Effects of antioxidants on METH-induced cell death of NPCs. NPCs were preincubated for 2 hrs with either Trolox (10 uM) or uric acid (UA, 25 or 250 uM), followed by addition of METH (250 uM). Cells were analyzed at 48 hours. (A) Protein lysates were subjected to Western blotting with antibody against 3-nitrotyrosine. Both Trolox and Uric acid markedly decrease nitrotyrosination of a number of NPC proteins. (B). Both Trolox and Uric acid protect against METH-induced NPC death and decrease reactive oxygen species-induced nitrotyrosination (** p <0.01, ANOVA).

Figure 6

METH induces nitrotyrosination of PKM2 and inhibits its activity. A. NPC lysates were immunoprecipitated with antibody to 3-nitrotyrosine, and ratio of nitrotyrosinated to total PKM2 is quantified.

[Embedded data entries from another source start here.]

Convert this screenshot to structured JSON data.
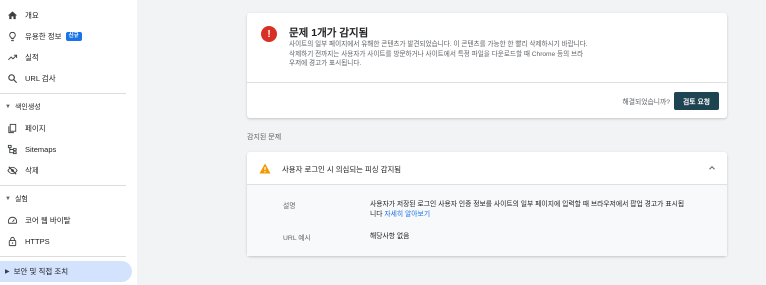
{
  "sidebar": {
    "overview": "개요",
    "insights": "유용한 정보",
    "insights_badge": "신규",
    "performance": "실적",
    "url_inspection": "URL 검사",
    "indexing_section": "색인생성",
    "pages": "페이지",
    "sitemaps": "Sitemaps",
    "removals": "삭제",
    "experience_section": "실험",
    "core_web_vitals": "코어 웹 바이탈",
    "https": "HTTPS",
    "security_section": "보안 및 직접 조치"
  },
  "issue": {
    "title": "문제 1개가 감지됨",
    "description": "사이트의 일부 페이지에서 유해한 콘텐츠가 발견되었습니다. 이 콘텐츠를 가능한 한 빨리 삭제하시기 바랍니다. 삭제하기 전까지는 사용자가 사이트를 방문하거나 사이트에서 특정 파일을 다운로드할 때 Chrome 등의 브라우저에 경고가 표시됩니다.",
    "resolved_question": "해결되었습니까?",
    "review_button": "검토 요청"
  },
  "detected": {
    "label": "감지된 문제",
    "item_title": "사용자 로그인 시 의심되는 피싱 감지됨",
    "desc_label": "설명",
    "desc_text": "사용자가 저장된 로그인 사용자 인증 정보를 사이트의 일부 페이지에 입력할 때 브라우저에서 팝업 경고가 표시됩니다",
    "learn_more": "자세히 알아보기",
    "url_label": "URL 예시",
    "url_value": "해당사항 없음"
  },
  "colors": {
    "accent": "#1a73e8",
    "error": "#d93025",
    "warning": "#f29900",
    "button": "#1e4351",
    "active_nav": "#d3e3fd"
  }
}
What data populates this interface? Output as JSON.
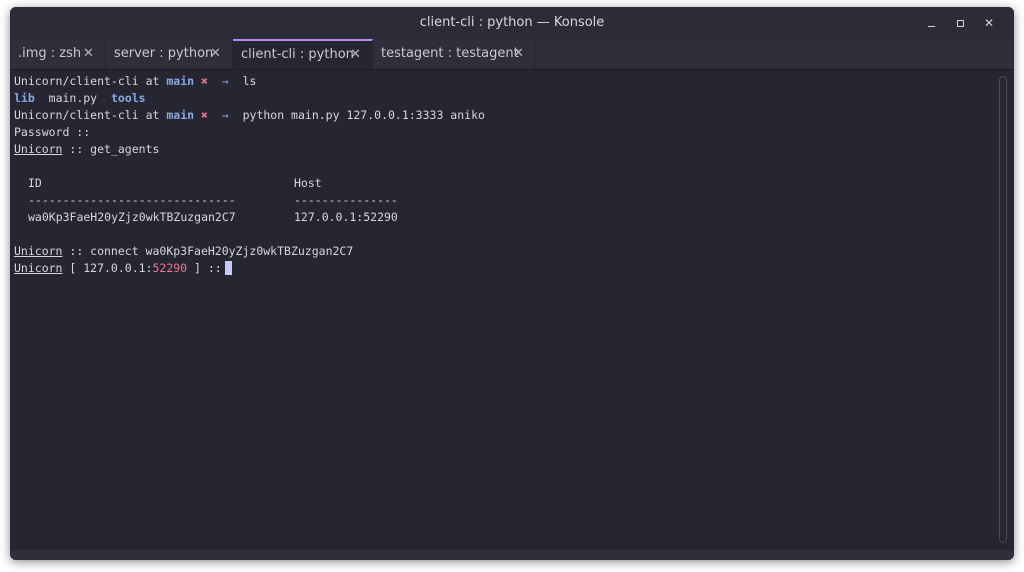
{
  "window": {
    "title": "client-cli : python — Konsole"
  },
  "tabs": [
    {
      "label": ".img : zsh",
      "close": "✕"
    },
    {
      "label": "server : python",
      "close": "✕"
    },
    {
      "label": "client-cli : python",
      "close": "✕",
      "active": true
    },
    {
      "label": "testagent : testagent",
      "close": "✕"
    }
  ],
  "terminal": {
    "prompt": {
      "path": "Unicorn/client-cli",
      "at": "at",
      "branch": "main",
      "dirty": "✖",
      "arrow": "→"
    },
    "cmd1": "ls",
    "ls_output": {
      "lib": "lib",
      "main": "main.py",
      "tools": "tools"
    },
    "cmd2": "python main.py 127.0.0.1:3333 aniko",
    "password_line": "Password ::",
    "unicorn": "Unicorn",
    "get_agents_cmd": " :: get_agents",
    "table": {
      "col_id": "ID",
      "col_host": "Host",
      "sep_id": "------------------------------",
      "sep_host": "---------------",
      "rows": [
        {
          "id": "wa0Kp3FaeH20yZjz0wkTBZuzgan2C7",
          "host": "127.0.0.1:52290"
        }
      ]
    },
    "connect_cmd": " :: connect wa0Kp3FaeH20yZjz0wkTBZuzgan2C7",
    "session_prompt": {
      "open": " [ 127.0.0.1:",
      "port": "52290",
      "close": " ] ::"
    }
  }
}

B. Assessment of pyruvate kinase activity in NPC lysates. C. 3-nitrotyrosine Western blotting (above) and pyruvate kinase activity (below) of recombinant PKM2 (control or peroxynitrite treated). *p <0.05, ***p <0.001 ANOVA.

Figure 7

Modeling of the nitrated tyrosine residues of PKM2. A) Location of the nitrated tyrosines on one subunit of the PK tetramer. Nitrated tyrosine residues are represented as sticks colored by atom type (green, carbon; blue, nitrogen; red, oxygen). Detailed view of the environment of the nitrated tyrosines. B) Tyr 175 at the interface of the A-domain (green) and B-domain of neighbor subunit (magenta). C) Tyr 105 at the B/C interface. Possible and actual hydrogen bonds are represented as dashed blue lines. Steric contacts are indicated with dashed red lines. Modeling and figures were done with the program PyMOL (TM Schrodinger, LLC).